New Writings in SF 2
- First edition
- Editor: John Carnell
- Language: English
- Series: New Writings in SF
- Genre: Science fiction short stories
- Publisher: Dennis Dobson
- Publication date: 1964
- Publication place: United Kingdom
- Media type: Print (hardcover)
- Pages: 191
- Preceded by: New Writings in SF 1
- Followed by: New Writings in SF 3

= New Writings in SF 2 =

New Writings in SF 2 is an anthology of science fiction short stories edited by John Carnell, the second volume in a series of thirty, of which he edited the first twenty-one. It was first published in hardcover by Dennis Dobson in 1964, followed by a paperback edition under the slightly variant title New Writings in S.F.-2 by Corgi in 1965, and an American paperback edition by Bantam Books in October 1966. Selections from this volume, together with others from volumes 1 and 3-4 of the series, were later included in The Best from New Writings in SF, issued by Dobson in 1971 and Corgi in 1972.

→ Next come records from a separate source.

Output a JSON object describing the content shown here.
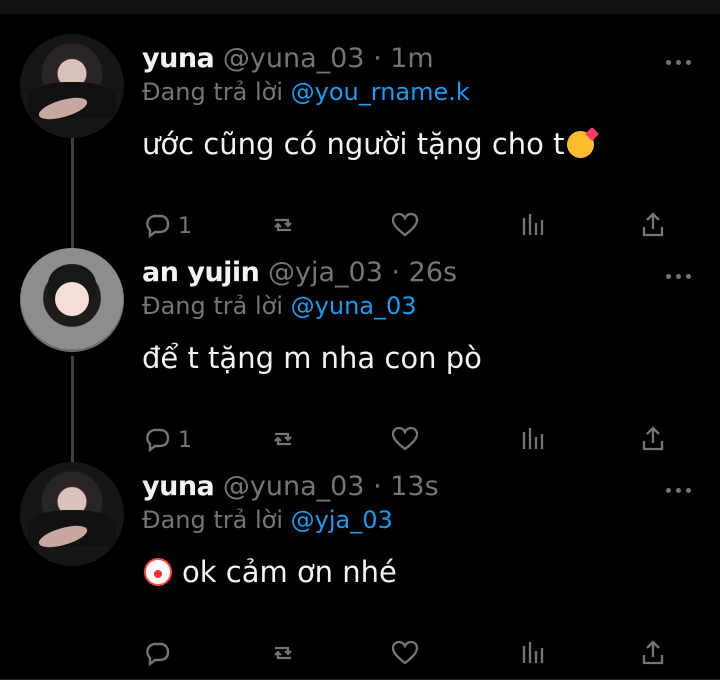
{
  "tweets": [
    {
      "name": "yuna",
      "handle": "@yuna_03",
      "separator": "·",
      "time": "1m",
      "reply_prefix": "Đang trả lời",
      "reply_to": "@you_rname.k",
      "text": "ước cũng có người tặng cho t",
      "emoji": "smiling-face-with-hearts",
      "reply_count": "1"
    },
    {
      "name": "an yujin",
      "handle": "@yja_03",
      "separator": "·",
      "time": "26s",
      "reply_prefix": "Đang trả lời",
      "reply_to": "@yuna_03",
      "text": "để t tặng m nha con pò",
      "emoji": "",
      "reply_count": "1"
    },
    {
      "name": "yuna",
      "handle": "@yuna_03",
      "separator": "·",
      "time": "13s",
      "reply_prefix": "Đang trả lời",
      "reply_to": "@yja_03",
      "text": "ok cảm ơn nhé",
      "emoji": "clown-face",
      "reply_count": ""
    }
  ],
  "colors": {
    "background": "#000000",
    "text": "#e7e9ea",
    "muted": "#71767b",
    "link": "#1d9bf0",
    "thread_line": "#3e4144"
  }
}
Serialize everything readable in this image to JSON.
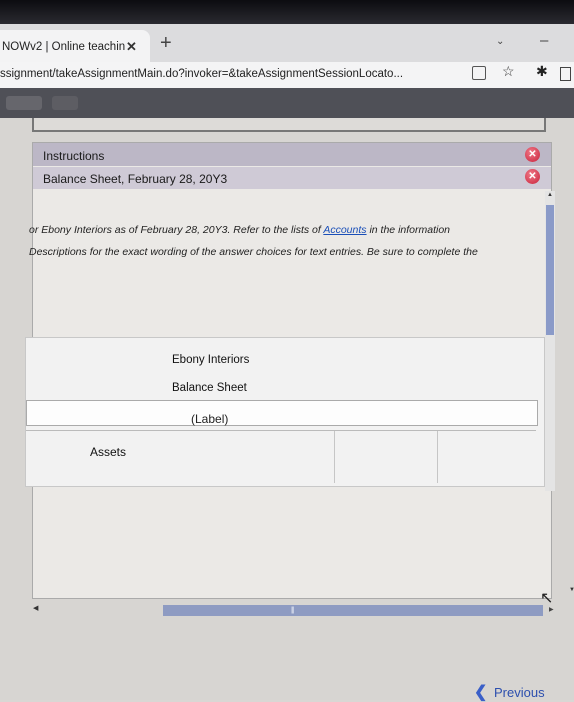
{
  "browser": {
    "tab_title": "NOWv2 | Online teachin",
    "tab_close": "✕",
    "new_tab": "+",
    "url": "ssignment/takeAssignmentMain.do?invoker=&takeAssignmentSessionLocato..."
  },
  "icons": {
    "share": "share-icon",
    "bookmark": "star-icon",
    "extensions": "puzzle-icon",
    "sidebar": "sidebar-icon",
    "close": "close-icon"
  },
  "instructions": {
    "header": "Instructions",
    "subheader": "Balance Sheet, February 28, 20Y3",
    "text_line1_pre": "or Ebony Interiors as of February 28, 20Y3. Refer to the lists of ",
    "text_link": "Accounts",
    "text_line1_post": " in the information",
    "text_line2": "Descriptions for the exact wording of the answer choices for text entries. Be sure to complete the"
  },
  "worksheet": {
    "company": "Ebony Interiors",
    "statement": "Balance Sheet",
    "label_placeholder": "(Label)",
    "rows": [
      {
        "label": "Assets"
      }
    ]
  },
  "navigation": {
    "previous_label": "Previous"
  },
  "colors": {
    "header_purple": "#bcb7c6",
    "link_blue": "#1a4fb8",
    "close_red": "#c8203a",
    "scroll_thumb": "#8e9bc2"
  }
}
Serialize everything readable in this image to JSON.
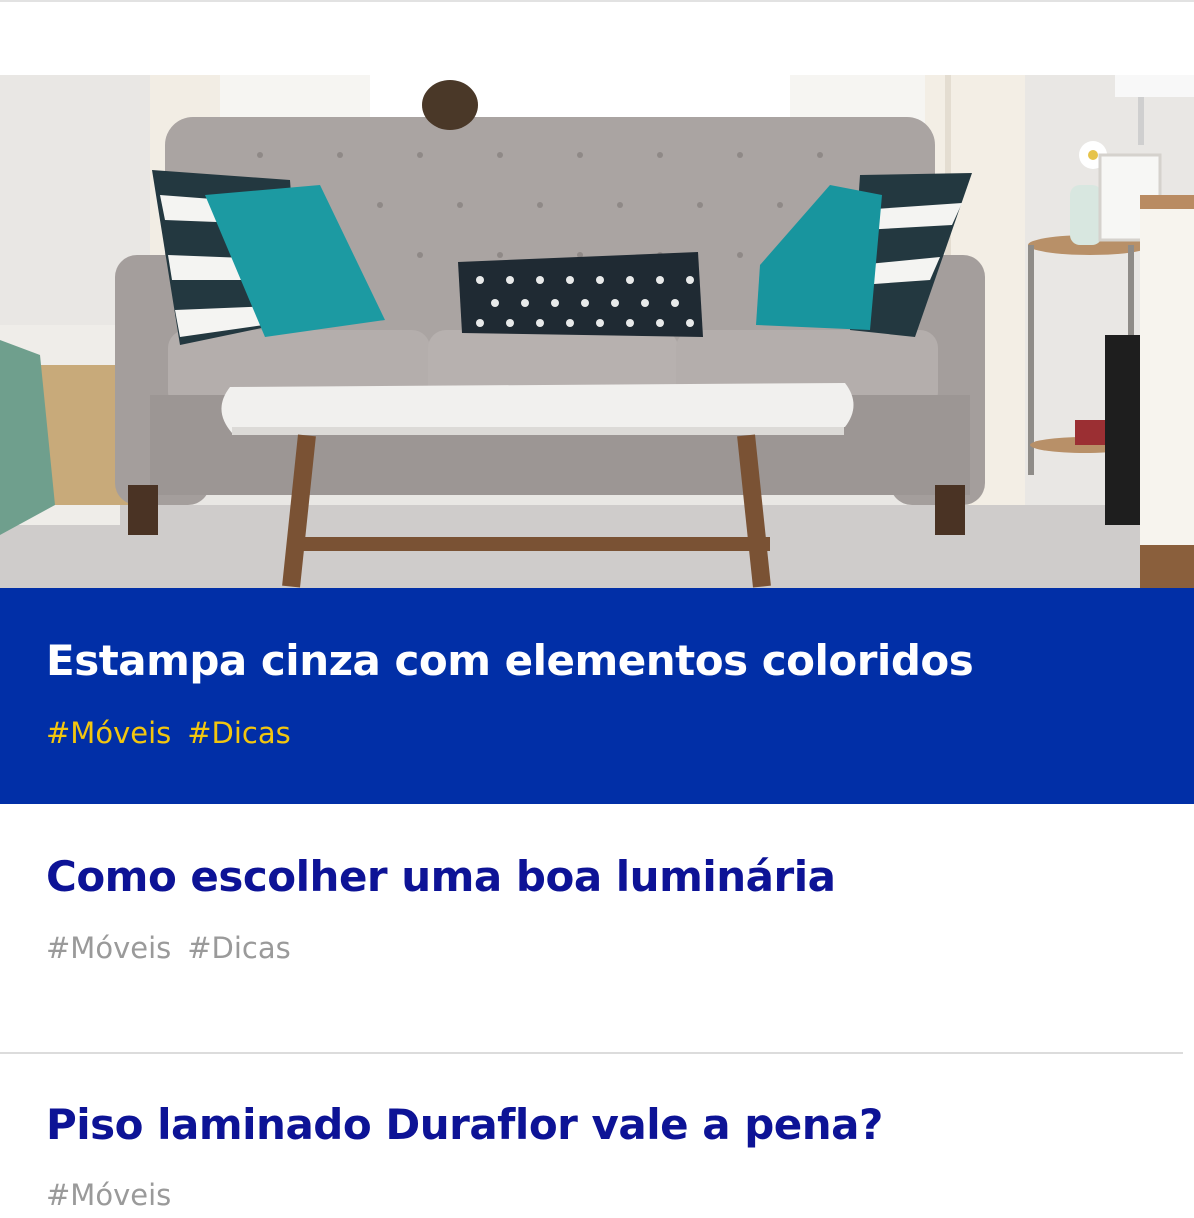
{
  "featured": {
    "image_alt": "Sofá cinza com almofadas coloridas em uma sala de estar",
    "title": "Estampa cinza com elementos coloridos",
    "tags": [
      "#Móveis",
      "#Dicas"
    ],
    "colors": {
      "background": "#012fa7",
      "title": "#ffffff",
      "tags": "#f2c60f"
    }
  },
  "posts": [
    {
      "title": "Como escolher uma boa luminária",
      "tags": [
        "#Móveis",
        "#Dicas"
      ]
    },
    {
      "title": "Piso laminado Duraflor vale a pena?",
      "tags": [
        "#Móveis"
      ]
    }
  ],
  "colors": {
    "post_title": "#0d1396",
    "post_tags": "#9a9a9a",
    "divider": "#dcdcdc"
  }
}
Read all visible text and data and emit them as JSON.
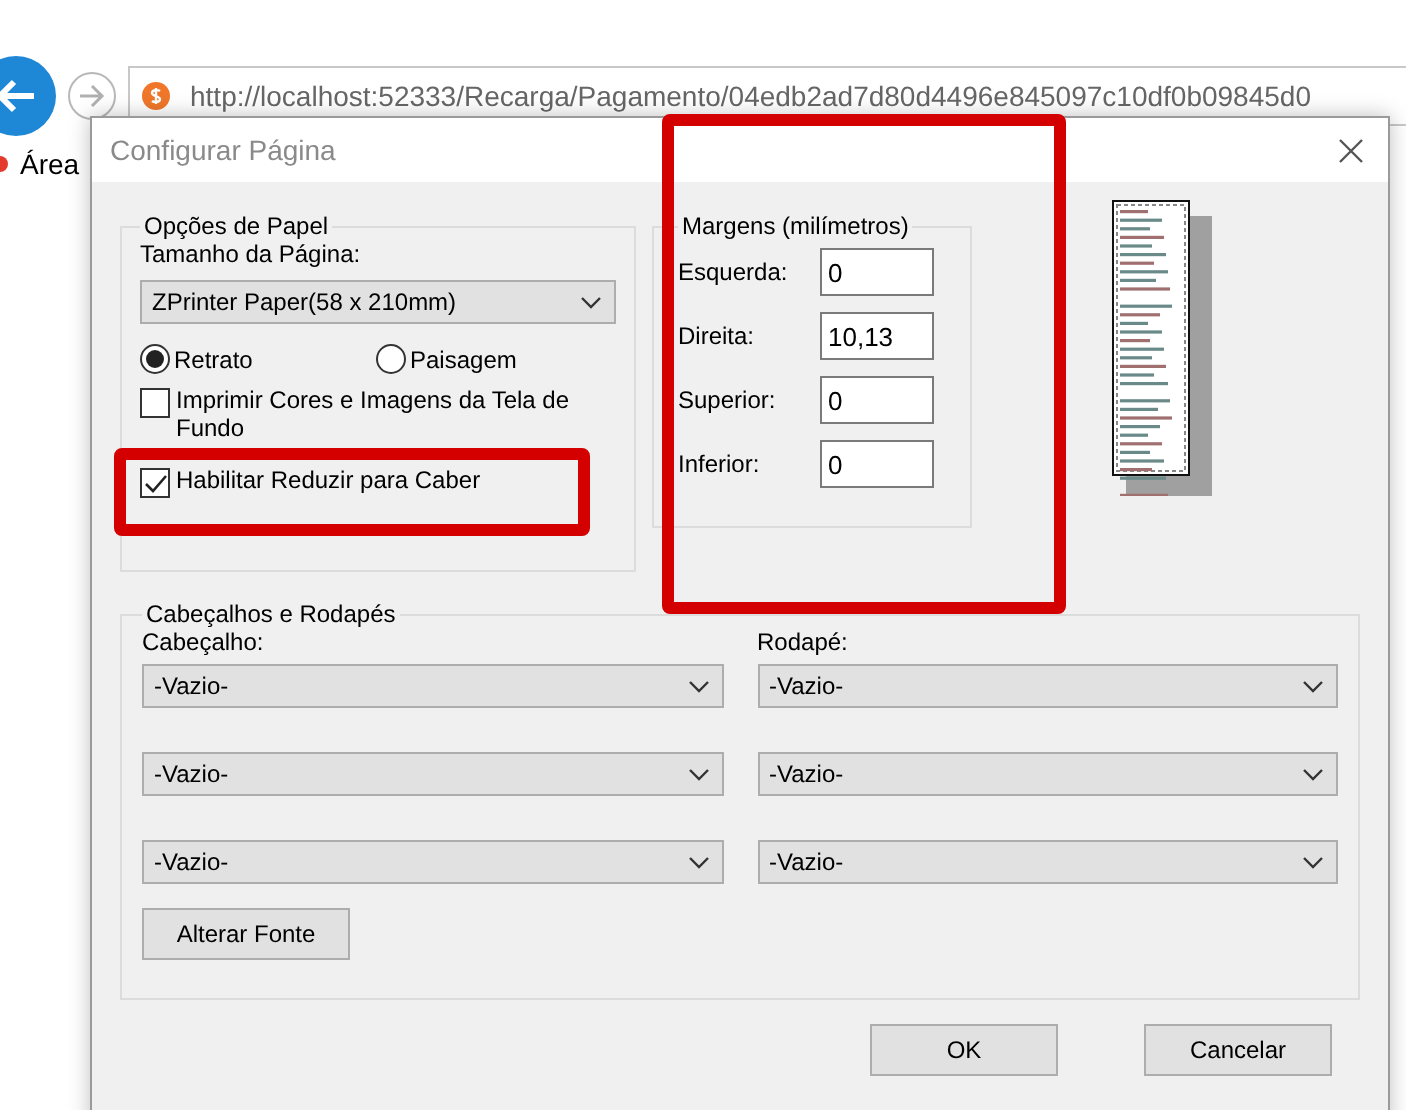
{
  "browser": {
    "url": "http://localhost:52333/Recarga/Pagamento/04edb2ad7d80d4496e845097c10df0b09845d0",
    "favorites": [
      "Área"
    ]
  },
  "dialog": {
    "title": "Configurar Página",
    "paper": {
      "legend": "Opções de Papel",
      "size_label": "Tamanho da Página:",
      "size_value": "ZPrinter Paper(58 x 210mm)",
      "orientations": [
        {
          "label": "Retrato",
          "selected": true
        },
        {
          "label": "Paisagem",
          "selected": false
        }
      ],
      "options": [
        {
          "label": "Imprimir Cores e Imagens da Tela de Fundo",
          "checked": false
        },
        {
          "label": "Habilitar Reduzir para Caber",
          "checked": true
        }
      ]
    },
    "margins": {
      "legend": "Margens (milímetros)",
      "fields": [
        {
          "label": "Esquerda:",
          "value": "0"
        },
        {
          "label": "Direita:",
          "value": "10,13"
        },
        {
          "label": "Superior:",
          "value": "0"
        },
        {
          "label": "Inferior:",
          "value": "0"
        }
      ]
    },
    "headers_footers": {
      "legend": "Cabeçalhos e Rodapés",
      "header_label": "Cabeçalho:",
      "footer_label": "Rodapé:",
      "headers": [
        "-Vazio-",
        "-Vazio-",
        "-Vazio-"
      ],
      "footers": [
        "-Vazio-",
        "-Vazio-",
        "-Vazio-"
      ],
      "font_button": "Alterar Fonte"
    },
    "buttons": [
      "OK",
      "Cancelar"
    ]
  }
}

The book collects eight novelettes and short stories by various science fiction authors, with a foreword by Carnell.

==Contents==
- "Foreword" (John Carnell)
- "Hell-Planet" (John Rackham)
- "The Night-Flame" (Colin Kapp)
- "The Creators" (Joseph Green)
- "Rogue Leonardo" (G. L. Lack)
- "Maiden Voyage" (John Rankine)
- "Odd Boy Out" (Dennis Etchison)
- "The Eternal Machines" (William Browning Spencer)
- "A Round Billiard Table" (Steve Hall)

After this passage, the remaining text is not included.